Мартин провожал глазами удаляющиеся огоньки малолитражки и думал: «Прослышал, значит, про мои семейные неприятности и помчался за тридевять земель, чтобы навестить меня. Понял, что мне сейчас нужен близкий человек… И ни тени обиды, что я за столько лет ни разу даже не вспомнил о нем…»
В недавней дружбе тоже могут быть и искренность и самоотверженность, и все же Мартин теперь больше верил в те дружеские отношения, которые зародились между людьми в трудные для них минуты жизни: в школьные годы, когда приходилось перетаскивать кушетки и выгоревшие тюфяки с одной квартиры на другую, в армейских конюшнях, где лоснятся крупы кобыл, а от шинелей разит мочой, или в больнице, где за окном сквозь осеннюю мглу чернеет силуэт облетевшего дерева, а больному кажется, что это подошел роковой, беспощадный час, прильнул к окну и ждет…
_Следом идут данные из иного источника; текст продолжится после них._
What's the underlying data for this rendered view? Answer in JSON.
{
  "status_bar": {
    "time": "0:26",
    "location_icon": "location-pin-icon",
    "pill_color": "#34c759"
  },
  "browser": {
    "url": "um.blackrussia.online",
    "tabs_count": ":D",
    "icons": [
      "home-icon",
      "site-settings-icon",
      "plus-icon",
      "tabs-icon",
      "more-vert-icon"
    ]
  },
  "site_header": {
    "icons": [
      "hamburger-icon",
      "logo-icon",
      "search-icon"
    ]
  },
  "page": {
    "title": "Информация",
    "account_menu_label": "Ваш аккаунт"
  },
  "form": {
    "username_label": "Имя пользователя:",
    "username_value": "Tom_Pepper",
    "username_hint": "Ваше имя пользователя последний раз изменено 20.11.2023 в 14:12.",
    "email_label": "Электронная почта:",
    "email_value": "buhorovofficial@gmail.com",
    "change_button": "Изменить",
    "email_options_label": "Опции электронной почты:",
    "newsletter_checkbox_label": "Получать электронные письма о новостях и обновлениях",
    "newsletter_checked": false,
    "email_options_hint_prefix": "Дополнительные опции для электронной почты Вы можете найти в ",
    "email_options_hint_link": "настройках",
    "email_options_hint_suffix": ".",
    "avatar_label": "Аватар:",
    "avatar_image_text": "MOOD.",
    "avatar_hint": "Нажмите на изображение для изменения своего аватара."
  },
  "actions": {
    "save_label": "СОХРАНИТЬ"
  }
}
Жизнь успела научить его, что особенно много друзей появляется тогда, когда твой пост или доброе отношение могут быть выгодно использованы. Если, например, ты пишешь повести и прежде их почти не замечали, а теперь ты вдруг в центре внимания. Появляются статьи о новых поисках в твоем творчестве, тебя приглашают на телевидение, и ты, прекрасно зная, что твоя облысевшая голова будет выглядеть на экране совсем как круглый сверкающий шар, не без гордости воссядешь под ослепительными лучами юпитеров. Осветители, стараясь как–то притушить сияние твоего темени, похожего на полную луну, готовят тебе приятную встречу с телезрителями. А телезрители сидят у себя дома: в шлепанцах, стригут ногти, готовят за детей уроки и, попивая чай или посасывая тоненький кружок лимона, бросают взгляд на экран, по которому пробегают, потрескивая, серебряные полосы, разрезающие твою голову надвое — как раз над бровями. Слушают, как ты заикаешься, потому что режиссер забрал шпаргалку («Извините, со зрителем надо общаться!»), и замечают: «Кто это придумал показывать такое занудство в субботу вечером? Ничего повеселее не нашли?»
И выключают телевизор.
Завтра, когда от тебя не будет уже никакой корысти, толпа друзей начнет редеть. И осветители уже не будут хлопотать вокруг твоей лысой макушки, потому что на экране предстанет другой автор — более фотогеничный и более уверенный в себе. И сразу несколько газет поведут разговор о его вкладе в новеллистику…
«Тогда ты сможешь оценить, — горько усмехался Мартин, — бескорыстное отношение к тебе скромного техника почтового отделения, которого гимназисты презрительно дразнили Сорочьим Яйцом. Вспомнишь его квартирку и детишек, которые, сидя рядышком, как птенцы в гнезде, не сводят восхищенного взгляда с друга своего отца. Снова увидишь перепачканные мукой руки его жены, увидишь, как она, когда все уже легли спать, раскатывает тесто для слоеного пирога. Тесто пузырится, и сквозь пузырьки просвечивают конфорки печки. А ты смотришь на все это, и на душе у тебя бесконечно тепло…»
Он забывал, что человек порой напоминает дом со множеством дверей. Стоишь перед одной из них, уверенный, что она единственная, видишь на пороге добрую, внушающую доверие улыбку. И не подозреваешь, что из–за другой, чуть приоткрытой двери выглядывают лицемерие, зависть, подхалимство. Они скрыты темной створкой, но если бы ты мог их разглядеть, то понял бы, что они очень точно повторяют черты того, кто, улыбаясь, стоит перед тобой.
Мартин, по натуре доверчивый, в молодости не замечал этой двойственности в людях. Вернее, замечал, но считал ее чем–то неестественным, и если что–то смущало его порой, то он, скорее, винил себя за чрезмерную мнительность.
Он давно обратил внимание, что любимый им, душевно близкий ему человек начинает жить в его сознании какой–то особой жизнью. Его образ, нарисованный самыми светлыми красками, оставался неизменным на протяжении многих лет, хотя реальный человек старел, снашивал не один костюм, надевал толстые роговые очки или лечился минеральными ваннами от ревматизма. Эти две половинки человека, странно разделенные в сознании Мартина, существовали независимо одна от другой до той минуты, пока не наступало разочарование. Тогда прежний, так долго хранившийся в его душе образ терял свои очертания, краски меркли, будто их тронула плесень. Она глубоко проникала во все складочки этого образа, и Мартин был почти уверен, что, стоит дотронуться до него рукой, и он распадется, превратившись в горстку праха. А человек, с чьим двойником происходила такая метаморфоза, продолжал, помахивая зонтиком, разгуливать по улицам. Идет, ни о чем не подозревая, и только сердце его нет–нет да пронзит мгновенная боль.